Dax: The role of the critic has dramatically changed with the triumphal procession of the Internet and the availability of information in general. I totally understand your aversion against journalists whose job it is to professionally criticize. Nothing against that job description. Every now and then I read fantastic reviews. The way The New Yorker’s Richard Brody reviews “Shoah” by Claude Lanzmann, for instance, is just state of the art.
Schoenberger: The same goes for food critics like François Simon of Le Figaro fame or Maurice-Edmond Sailland, better known as “Curnonsky”. I don’t know how to put it: They were different.
Dax: . . . or take music critics such as The Wire’s Chris Bohn or, in Germany, Diedrich Diederichsen who successfully invented a brand new way of saying complex things in the German language. To me, these are real writers in a literal sense. But the profession of the critic is at stake today. Yes, we need people who filter for us—and they have to find ways to filter better and even more accurately than the stunning algorithms that Google or Amazon are using.
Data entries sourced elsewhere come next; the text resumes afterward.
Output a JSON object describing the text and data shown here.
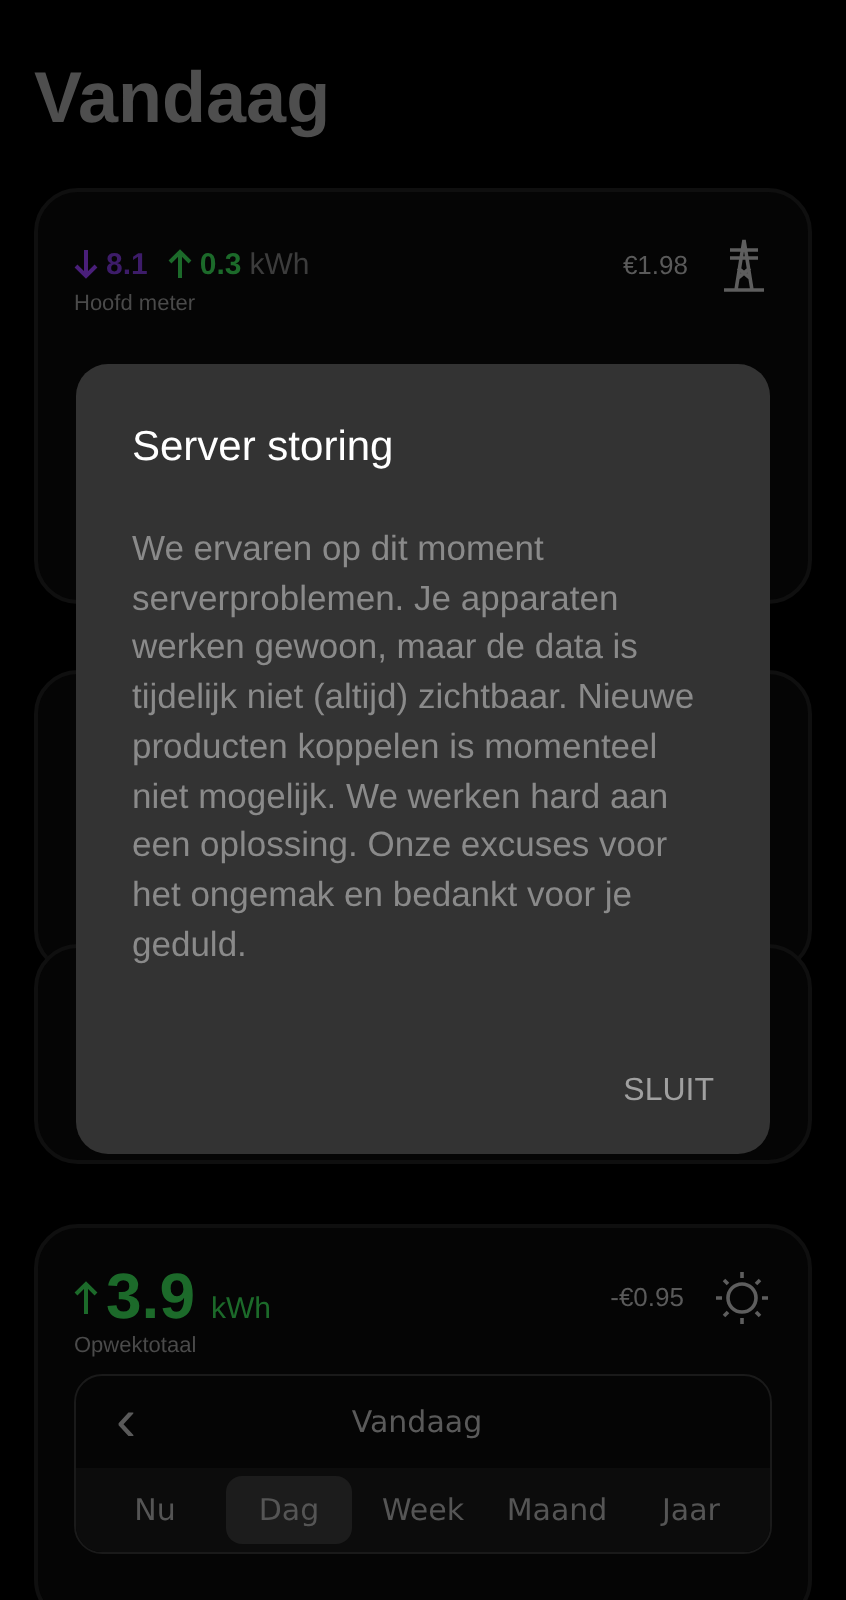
{
  "page_title": "Vandaag",
  "main_meter": {
    "import_value": "8.1",
    "export_value": "0.3",
    "unit": "kWh",
    "label": "Hoofd meter",
    "cost": "€1.98"
  },
  "production": {
    "value": "3.9",
    "unit": "kWh",
    "label": "Opwektotaal",
    "cost": "-€0.95"
  },
  "period": {
    "title": "Vandaag",
    "back_icon": "‹"
  },
  "tabs": [
    {
      "label": "Nu",
      "selected": false
    },
    {
      "label": "Dag",
      "selected": true
    },
    {
      "label": "Week",
      "selected": false
    },
    {
      "label": "Maand",
      "selected": false
    },
    {
      "label": "Jaar",
      "selected": false
    }
  ],
  "dialog": {
    "title": "Server storing",
    "message": "We ervaren op dit moment serverproblemen. Je apparaten werken gewoon, maar de data is tijdelijk niet (altijd) zichtbaar. Nieuwe producten koppelen is momenteel niet mogelijk. We werken hard aan een oplossing. Onze excuses voor het ongemak en bedankt voor je geduld.",
    "button": "SLUIT"
  }
}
But no, we don’t need point of view journalism anymore if the human being behind this point of view doesn’t have the time to fundamentally look into the complexity of a given topic. For decades now, I doubt the so-called objectivity of the critic. I always preferred the subjective aggregation of information and context that admits that nobody can know everything. It’s like that famous Socrates quote “I know that I know nothing”. I would never predicate anything else than that. As a consequence, an article about the Schönberger or any other place would have to explain contexts such as the tradition of the working man’s canteen, the tavern and the osteria to rightfully carve out the differences and the unique aspects of any given space. If you don’t integrate this knowledge and if you don’t display these rhizomatic connections, you’d run the risk of comparing a telephone book with a novel. Or, to refocus back onto the field of gastronomy: to compare the typical pizzeria in a German provincial town with a Napoletanian place that only sells two types of pizza vera.
Schoenberger: Well, my maître d’ didn’t allow himself to be put off. He insisted that I read your piece about my place. Your article was headlined “Remembrance of Things Past”, just like the novel by Marcel Proust. When I read that line I wanted to read the rest of the review, too.